Aunque yo tengo mis dudas.
Creo que se impuso de manera amañada.
Pero lo que es peor, es la indolencia popular.
Es superlativa.
De eso se valen.
Una semana sin agua y no pasó nada.
Ahora, ya van cuatro días sin servicio de recolección pública de basura.
La versión oficial es que un grupo de ejidatario retuvo ocho camiones, porque el alcalde Mariano Alberto Díaz Ochoa no les ha cumplido con la pavimentación de un camino.

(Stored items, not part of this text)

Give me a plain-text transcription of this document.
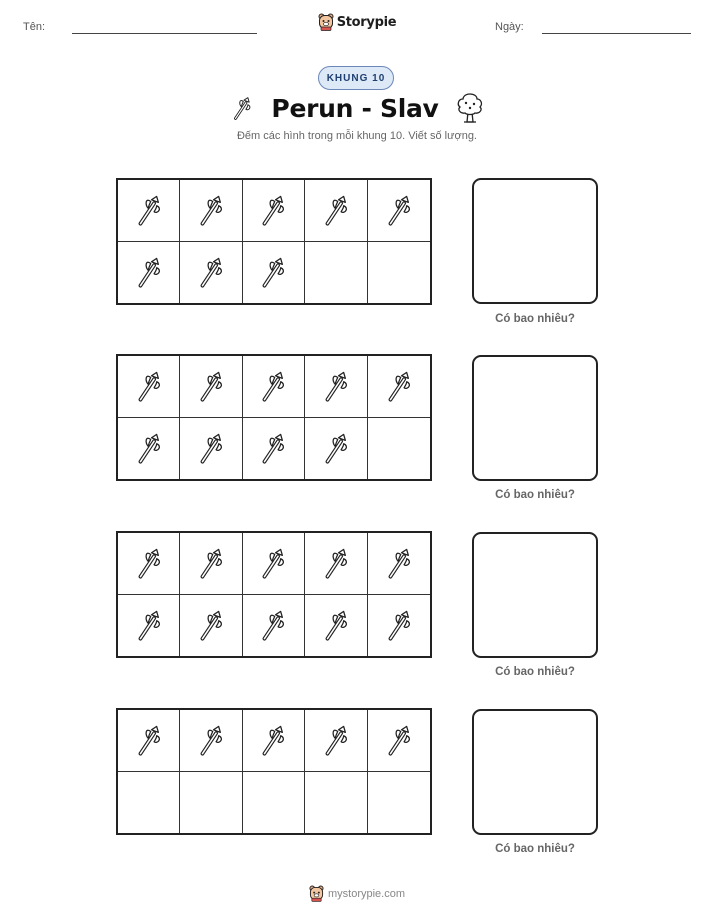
Tên:	Storypie	Ngày:
KHUNG 10
Perun - Slav
Đếm các hình trong mỗi khung 10. Viết số lượng.
Có bao nhiêu?
Có bao nhiêu?
Có bao nhiêu?
Có bao nhiêu?
mystorypie.com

Obvio, Mariano Alberto Díaz Ochoa culpa a los campesinos.
Cada año se repite la historia: los ejidatarios permiten que el Ayuntamiento tire en sus tierras la basura que se genera en la ciudad (unas 200 toneladas diarias) a cambio de obras públicas.
Es lo justo.
No podría entenderse de otra manera.
Lo peor es que las autoridades lo saben, y lo asumen, pero dejan que el problema llegue al límite, como en el caso del agua.
Se busca tapar el pozo luego de ahogado el niño.
Veremos y diremos, pero por lo pronto muchos ciudadanos han sacado su basura a las esquinas.
Así, excepto el centro histórico, que es lo que el visitante ve, San Cristóbal de Las Casas semeja un muladar.